No. the curved line is not alongside the time axis. So it is not appropriate to call this a "time interval". I've no problem with the maths definition, but I strongly disagree with the naming.

Again you have it backwards, the "fault" here if there is one is not in calling what the clock measures "time", but calling the time axis "time".

The semantics of “time interval” points to an interval alongside the time axis

Physicists, in particular the ones fairly familiar with GR will disagree with you. What you call your coordinates is utterly irrelevant to the physics.

 

[stevendaryl]

I think the last post by stevendaryl was very helpful insofar it becomes clear that a clock delivers an invariant measure of a space-time interval along a one-dimensional curve. Since this curve does not, in general, coincide with the time coordinate axis, I think it is misleading to claim that a clock measures a time interval. I'm the only one defending this, so far.

Well, whether we are talking about Newtonian physics or special relativity or general relativity, there are two different notions of "time". One is a coordinate, which depends on a coordinate system, and the second is a measurable quantity, which only depends on having a clock.

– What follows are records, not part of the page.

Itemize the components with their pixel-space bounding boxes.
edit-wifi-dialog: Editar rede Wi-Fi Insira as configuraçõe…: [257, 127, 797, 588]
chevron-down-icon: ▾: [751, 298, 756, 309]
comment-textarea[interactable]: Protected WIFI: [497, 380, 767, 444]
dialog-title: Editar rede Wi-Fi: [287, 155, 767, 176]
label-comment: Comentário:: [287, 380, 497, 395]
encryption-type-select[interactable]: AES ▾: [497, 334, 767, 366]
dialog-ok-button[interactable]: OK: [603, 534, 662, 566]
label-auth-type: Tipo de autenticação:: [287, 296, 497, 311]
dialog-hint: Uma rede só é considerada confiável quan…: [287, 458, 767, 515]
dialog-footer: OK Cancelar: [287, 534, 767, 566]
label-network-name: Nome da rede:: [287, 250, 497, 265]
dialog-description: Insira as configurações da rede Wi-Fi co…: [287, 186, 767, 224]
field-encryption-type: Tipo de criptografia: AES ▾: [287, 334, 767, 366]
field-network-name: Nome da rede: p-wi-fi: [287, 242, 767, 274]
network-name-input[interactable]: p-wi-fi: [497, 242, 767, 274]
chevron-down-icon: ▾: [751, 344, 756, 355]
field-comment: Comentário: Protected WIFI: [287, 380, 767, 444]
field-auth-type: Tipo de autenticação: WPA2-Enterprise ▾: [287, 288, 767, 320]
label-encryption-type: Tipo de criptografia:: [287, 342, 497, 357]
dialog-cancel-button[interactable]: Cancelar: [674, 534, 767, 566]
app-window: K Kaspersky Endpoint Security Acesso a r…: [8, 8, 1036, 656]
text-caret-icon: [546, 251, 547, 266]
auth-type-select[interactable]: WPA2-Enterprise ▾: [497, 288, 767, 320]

When someone says to bake the cookies for 15 minutes, she is talking about time as a measurable quantity. When someone says to meet her at the park at 12:30 am, she is talking about time as a coordinate. Of course, given Newtonian physics, the two are simply related: the measurable quantity, elapsed time, is just the difference between two coordinate times.

In SR and GR, the relationship between the two notions of time becomes more complicated. So people use "proper time" and "coordinate time" to indicate which notion is meant. But they are both rooted in the different notions of time from Newtonian/Galilean physics.

 

[stevendaryl]

Of course, given Newtonian physics, the two are simply related: the measurable quantity, elapsed time, is just the difference between two coordinate times.

Actually, even ignoring relativity, the relationship between coordinate time and elapsed time can be a lot more complicated. If I tell you that one event takes place in Paris on June 23, 1987 at 12:45 pm, and a second event takes place in New York on December 3, 2015 at 10:30 am, it's actually pretty complicated to convert those coordinates to an elapsed time. You have to take into account time zones and leap years and conversions between minutes, hours, days and years. But in Newtonian physics, it's possible (though people don't do it) to have a coordinate time that is simply a real number, no matter what your location, and elapsed time is always the difference between two coordinate times.